Poi la relazione di Valentini si sofferma sulla Tradizione romana, della quale si occupò Pio Filippani Ronconi. La nascita di Roma, non fu un semplice “assemblamento di popoli”, ma la conformazione di essi ad un’“idea superiore”. Roma è stata la prima Tradizione ad avere un “diritto pubblico”, la prima Tradizione fondata sulla Pax Deorum, che non è semplicemente la “pace” ma una cosa ben diversa: un “patto” – notare che i patti si stringono tra uomini dello stesso “rango”, eciò a testimonianza della concezione che si aveva del divino.
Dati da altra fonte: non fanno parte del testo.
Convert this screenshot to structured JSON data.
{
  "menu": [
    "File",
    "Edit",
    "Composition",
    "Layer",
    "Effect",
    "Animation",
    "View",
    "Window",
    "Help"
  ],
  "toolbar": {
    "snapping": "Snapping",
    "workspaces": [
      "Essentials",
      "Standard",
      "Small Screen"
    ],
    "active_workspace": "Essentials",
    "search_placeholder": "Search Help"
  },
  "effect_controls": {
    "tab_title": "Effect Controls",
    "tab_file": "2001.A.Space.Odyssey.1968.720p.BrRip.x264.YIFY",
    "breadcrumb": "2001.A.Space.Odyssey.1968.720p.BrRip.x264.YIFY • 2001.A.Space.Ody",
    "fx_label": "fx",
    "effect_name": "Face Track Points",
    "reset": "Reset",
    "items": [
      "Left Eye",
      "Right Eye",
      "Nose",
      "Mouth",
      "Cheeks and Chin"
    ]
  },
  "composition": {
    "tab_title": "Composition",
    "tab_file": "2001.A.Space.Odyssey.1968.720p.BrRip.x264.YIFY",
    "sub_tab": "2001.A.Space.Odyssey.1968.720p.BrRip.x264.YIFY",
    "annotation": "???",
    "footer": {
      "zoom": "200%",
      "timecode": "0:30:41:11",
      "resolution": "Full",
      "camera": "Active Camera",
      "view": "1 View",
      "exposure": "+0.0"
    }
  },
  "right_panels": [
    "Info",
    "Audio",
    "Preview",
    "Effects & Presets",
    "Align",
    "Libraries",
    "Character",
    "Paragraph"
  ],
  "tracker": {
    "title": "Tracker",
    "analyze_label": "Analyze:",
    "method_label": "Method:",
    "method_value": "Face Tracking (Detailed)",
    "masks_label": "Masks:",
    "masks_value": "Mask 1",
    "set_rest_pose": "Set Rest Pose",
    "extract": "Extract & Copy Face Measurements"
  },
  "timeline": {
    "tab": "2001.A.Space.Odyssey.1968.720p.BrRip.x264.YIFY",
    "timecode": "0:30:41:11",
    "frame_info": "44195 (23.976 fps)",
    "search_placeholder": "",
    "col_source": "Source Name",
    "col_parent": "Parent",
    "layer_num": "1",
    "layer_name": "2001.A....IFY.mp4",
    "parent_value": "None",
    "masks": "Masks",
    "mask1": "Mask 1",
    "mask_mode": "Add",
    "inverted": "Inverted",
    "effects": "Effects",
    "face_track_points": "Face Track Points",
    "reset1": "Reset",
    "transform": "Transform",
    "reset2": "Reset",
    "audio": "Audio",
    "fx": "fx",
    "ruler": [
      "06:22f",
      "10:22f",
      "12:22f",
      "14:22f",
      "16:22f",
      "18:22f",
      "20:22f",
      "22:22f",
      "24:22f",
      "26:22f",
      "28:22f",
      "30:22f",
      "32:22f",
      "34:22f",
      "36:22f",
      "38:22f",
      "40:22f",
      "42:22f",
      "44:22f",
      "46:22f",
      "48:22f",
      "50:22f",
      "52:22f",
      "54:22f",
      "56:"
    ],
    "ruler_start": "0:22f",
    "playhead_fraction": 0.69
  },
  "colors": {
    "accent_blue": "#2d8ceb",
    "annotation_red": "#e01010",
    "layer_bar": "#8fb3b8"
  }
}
Fondamentale, è comprendere che Roma era un’idea portata avanti non solo dai romani – al netto di ragionamenti “cosmopolitici”, gli ultimi difensori di Roma furono schiavi, genti che venivano dal Nord o anche dal Nord Africa, come alcuni Imperatore dimostrano. Il redattore di Ereticamente si sofferma, poi, sul fatto che “essere romani” non è una semplice questione di “appartenenza identitaria”, pur importante, ma una “predisposizione interna”, una “qualità dello spirito” riscontrabile in diverse zone del pianeta, e chesi sostanzia in vari aspetti: la “presenza”; il non essere “soggetti” alla natura ma “dominanti” rispetto ad essa; il saper mantenere la parola – sinonimo di “presenza a sé stessi”; il divenire “pari” alla divinità.
Queste ultime vanno viste come emanazioni di “stati di coscienza” degli uomini (come nell’India vedica).Il fatto che i romani creino Minerva, ricorda Maurizio Bettini, sta a significare che la divinità non è intesa in chiave “dualistica”, bensì come espressione “unitaria” dell’“anima del popolo”, alla stregua del calore che si sprigiona mediante tecniche di “meditazione”, “alchimia”, e “magia”.

E’ proprio sul “calore alchimico” che Valentini si sofferma, tracciando un collegamento col “fuoco primordiale” della Tradizione romana, concepitoin maniera non prettamente “materiale” e “delimitata” ma “espansiva”. Luca Valentini, poi, riferisce su quella che dovrebbe essere la concezione generale di “sapienza”, vista non come opposizione di correnti, ma come un qualcosa che va ritrovato “dentro di sé”, laddove ognuno ha svolto il proprio “ruolo”. Quindi, i vari insegnamenti vanno “compresi” e non letti in chiave “contrappositiva”.

Ed è proprio Filippani Ronconi ad insegnare il “trascendimento” degli “stessi”e“propri” punti di riferimento, e che, quindi, come affermato, la lezione fondante della “magia operativa” si incentra “sulla trasmissione di un pensiero”, “un pensiero che trasforma la materia”. Diversamente, gli atti vanno interpretati al massimo come “religiosità”, non essendo attinenti alla propria dimensione “interiore”. Infine, Valentini chiude sulle “scuole”, che vanno intese come migliorative l’una dell’altra, perché come direbbe René Guénon “la Tradizione è un prisma”, di cui ogni faccia è una esperienza diversa, e di conseguenza è importante “condividere” e “integrare” le varie esperienze.